Five cohort studies, 3 case-reports and one case-series study were identified comprising 114 patients with autoimmune nodopathies. DM prevalence was documented to range between 10.5 % and 60 %. DM-patients harbored mostly paranodal antibodies; CNTN1: 58.3 %, followed by pan-neurofascin: 33.3 %, and Caspr1: 25 % antibodies. No significant differences in clinical phenotype were uncovered between DM-patients and their non-DM counterparts. Overall, DM patients were refractory to intravenous-immunoglobulins (IVIG), but responded well to escalation immunotherapies.
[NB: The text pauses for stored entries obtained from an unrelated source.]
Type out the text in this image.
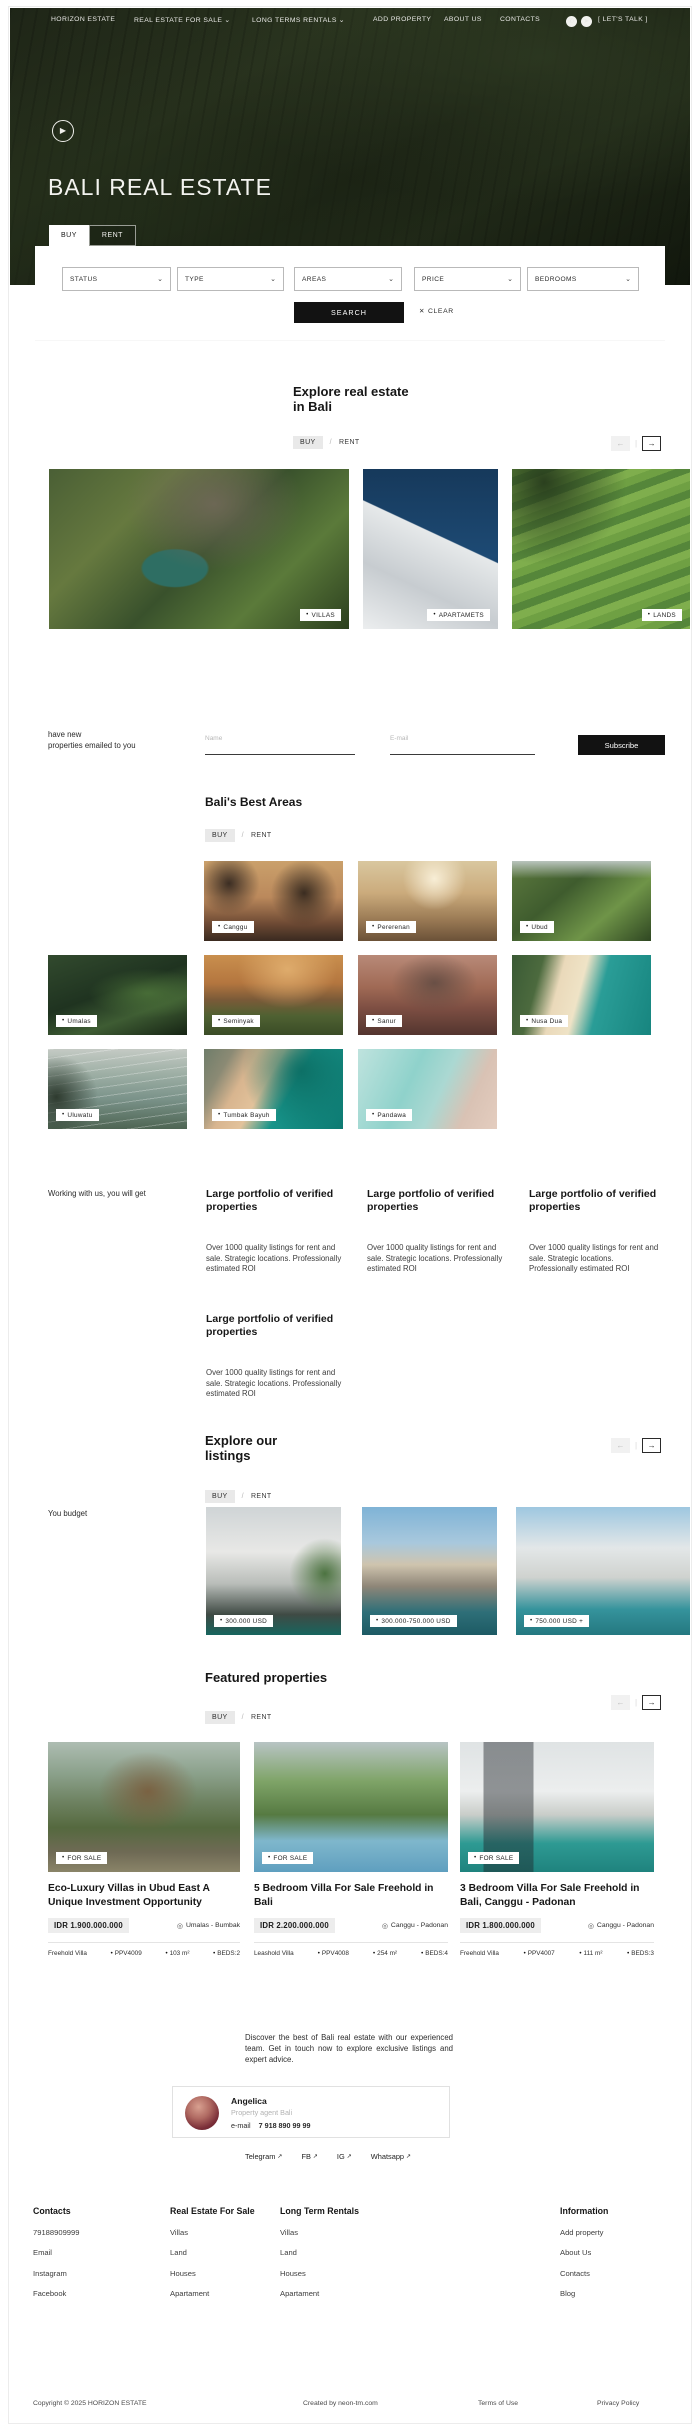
HORIZON ESTATE	REAL ESTATE FOR SALE ⌄	LONG TERMS RENTALS ⌄	ADD PROPERTY ABOUT US	CONTACTS	✆	➤	[ LET'S TALK ]
▶
BALI REAL ESTATE
BUY	RENT
STATUS	⌄	TYPE	⌄	AREAS	⌄	PRICE	⌄	BEDROOMS	⌄
SEARCH	✕ CLEAR
Explore real estate
in Bali
BUY	/ RENT	←	|	→
• VILLAS	• APARTAMETS	• LANDS
have new
properties emailed to you
Name
E-mail	Subscribe
Bali's Best Areas
BUY	/ RENT
• Canggu	• Pererenan	• Ubud
• Umalas	• Seminyak	• Sanur	• Nusa Dua
• Uluwatu	• Tumbak Bayuh	• Pandawa
Working with us, you will get	Large portfolio of verified properties
Over 1000 quality listings for rent and sale. Strategic locations. Professionally estimated ROI
Large portfolio of verified properties
Over 1000 quality listings for rent and sale. Strategic locations. Professionally estimated ROI
Large portfolio of verified properties
Over 1000 quality listings for rent and sale. Strategic locations. Professionally estimated ROI
Large portfolio of verified properties
Over 1000 quality listings for rent and sale. Strategic locations. Professionally estimated ROI
Explore our
listings
←	|	→
BUY	/ RENT
You budget
• 300.000 USD	• 300.000-750.000 USD	• 750.000 USD +
Featured properties
←	|	→
BUY	/ RENT
• FOR SALE
Eco-Luxury Villas in Ubud East A Unique Investment Opportunity
IDR 1.900.000.000	◎ Umalas - Bumbak
Freehold Villa	• PPV4009	• 103 m²	• BEDS:2
• FOR SALE
5 Bedroom Villa For Sale Freehold in Bali
IDR 2.200.000.000	◎ Canggu - Padonan
Leashold Villa	• PPV4008	• 254 m²	• BEDS:4
• FOR SALE
3 Bedroom Villa For Sale Freehold in Bali, Canggu - Padonan
IDR 1.800.000.000	◎ Canggu - Padonan
Freehold Villa	• PPV4007	• 111 m²	• BEDS:3
Discover the best of Bali real estate with our experienced team. Get in touch now to explore exclusive listings and expert advice.
Angelica
Property agent Bali
e-mail 7 918 890 99 99
Telegram ↗	FB ↗	IG ↗	Whatsapp ↗
Contacts
79188909999
Email
Instagram
Facebook
Real Estate For Sale
Villas
Land
Houses
Apartament
Long Term Rentals
Villas
Land
Houses
Apartament
Information
Add property
About Us
Contacts
Blog
Copyright © 2025 HORIZON ESTATE	Created by neon-tm.com	Terms of Use	Privacy Policy
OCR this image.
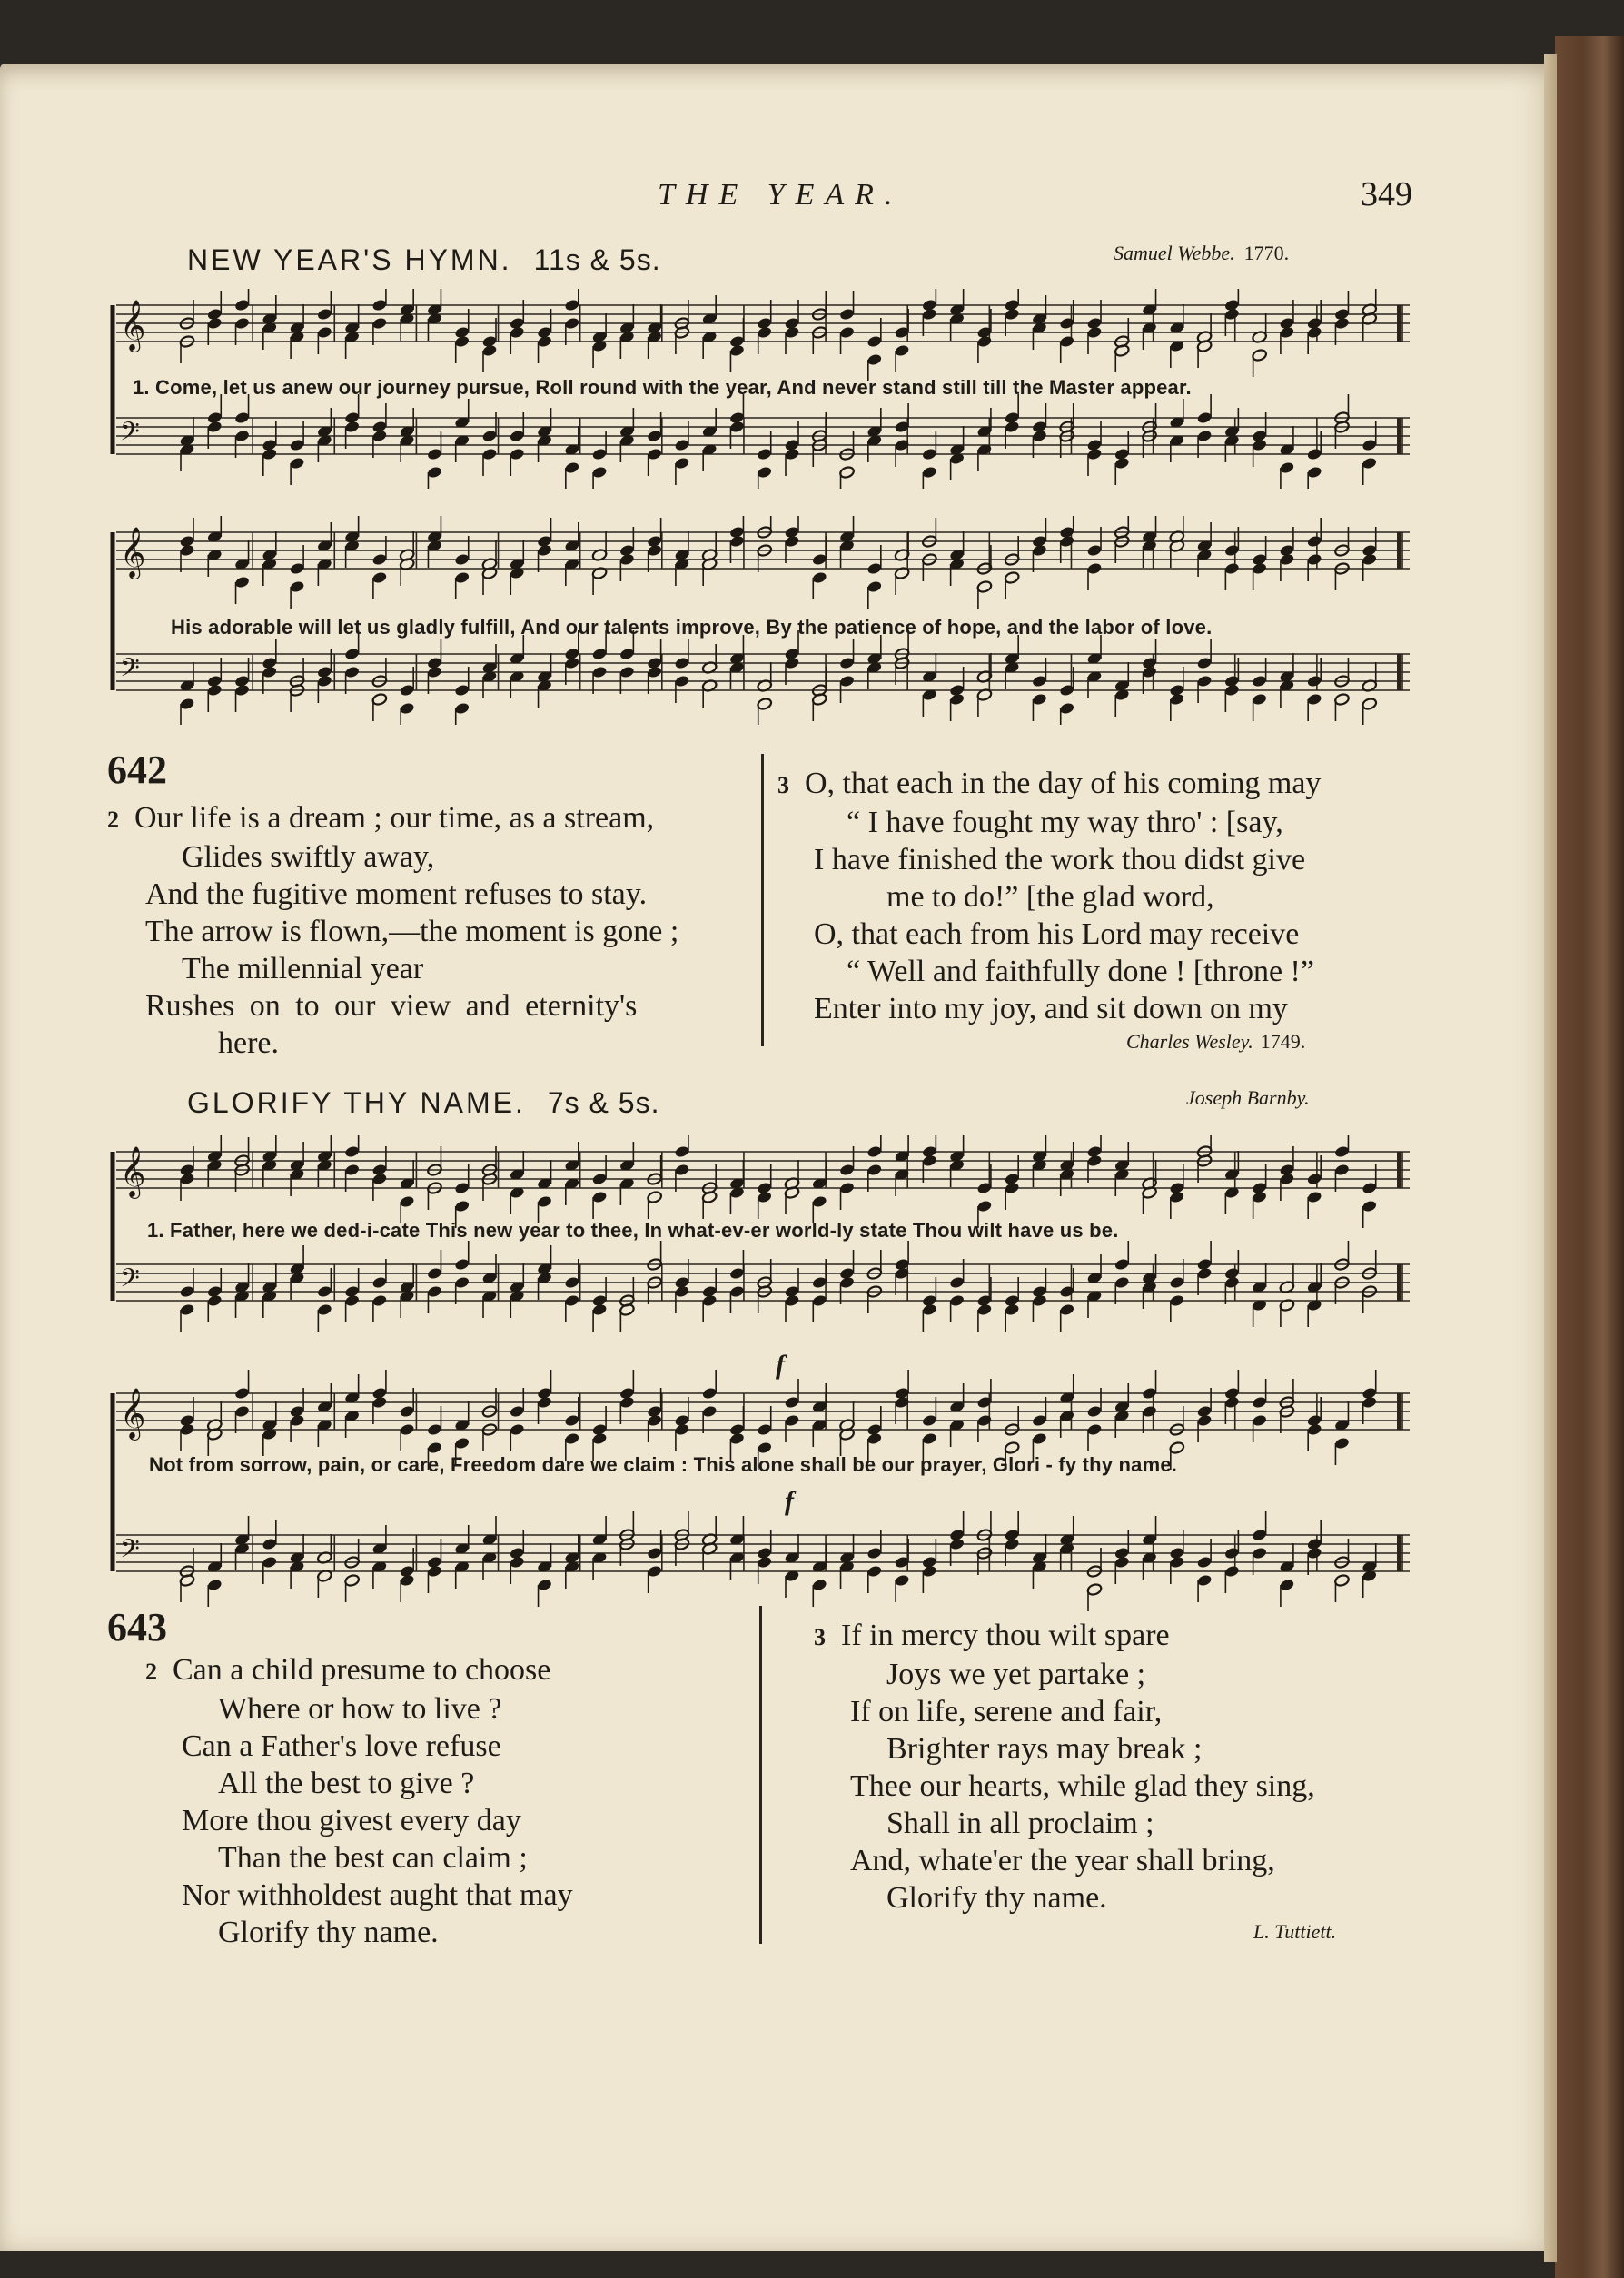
THE YEAR.	349
NEW YEAR'S HYMN. 11s & 5s.	Samuel Webbe. 1770.
𝄞
𝄢
1. Come, let us anew our journey pursue, Roll round with the year, And never stand still till the Master appear.
𝄞
𝄢
His adorable will let us gladly fulfill, And our talents improve, By the patience of hope, and the labor of love.
642
2 Our life is a dream ; our time, as a stream,
Glides swiftly away,
And the fugitive moment refuses to stay.
The arrow is flown,—the moment is gone ;
The millennial year
Rushes on to our view and eternity's
here.
3 O, that each in the day of his coming may
“ I have fought my way thro' : [say,
I have finished the work thou didst give
me to do!” [the glad word,
O, that each from his Lord may receive
“ Well and faithfully done ! [throne !”
Enter into my joy, and sit down on my
Charles Wesley. 1749.
GLORIFY THY NAME. 7s & 5s.	Joseph Barnby.
𝄞
𝄢
1. Father, here we ded-i-cate This new year to thee, In what-ev-er world-ly state Thou wilt have us be.
𝄞
𝄢
Not from sorrow, pain, or care, Freedom dare we claim : This alone shall be our prayer, Glori - fy thy name.
f
f
643
2 Can a child presume to choose
Where or how to live ?
Can a Father's love refuse
All the best to give ?
More thou givest every day
Than the best can claim ;
Nor withholdest aught that may
Glorify thy name.
3 If in mercy thou wilt spare
Joys we yet partake ;
If on life, serene and fair,
Brighter rays may break ;
Thee our hearts, while glad they sing,
Shall in all proclaim ;
And, whate'er the year shall bring,
Glorify thy name.
L. Tuttiett.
Compared to DPN, distinctive features of autoimmune nodopathy comprised: (i) severe ataxia, tremor, and cranial nerve involvement; (ii) neurophysiological findings indicative of nodal-paranodal pathology, including (reversible) conduction failure and conduction velocity slowing, often accompanied by reduced compound muscle and sensory nerve action potentials; and (iii) marked protein-elevation or albuminocytological dissociation in cerebrospinal fluid analysis.

CONCLUSIONS

DM patients fall under the typical clinical phenotype of autoimmune nodopathy, displaying predominantly paranodal antibodies. Early suspicion is crucial, as unlike DPN, diagnosis of autoimmune nodopathy unfolds therapeutic perspectives.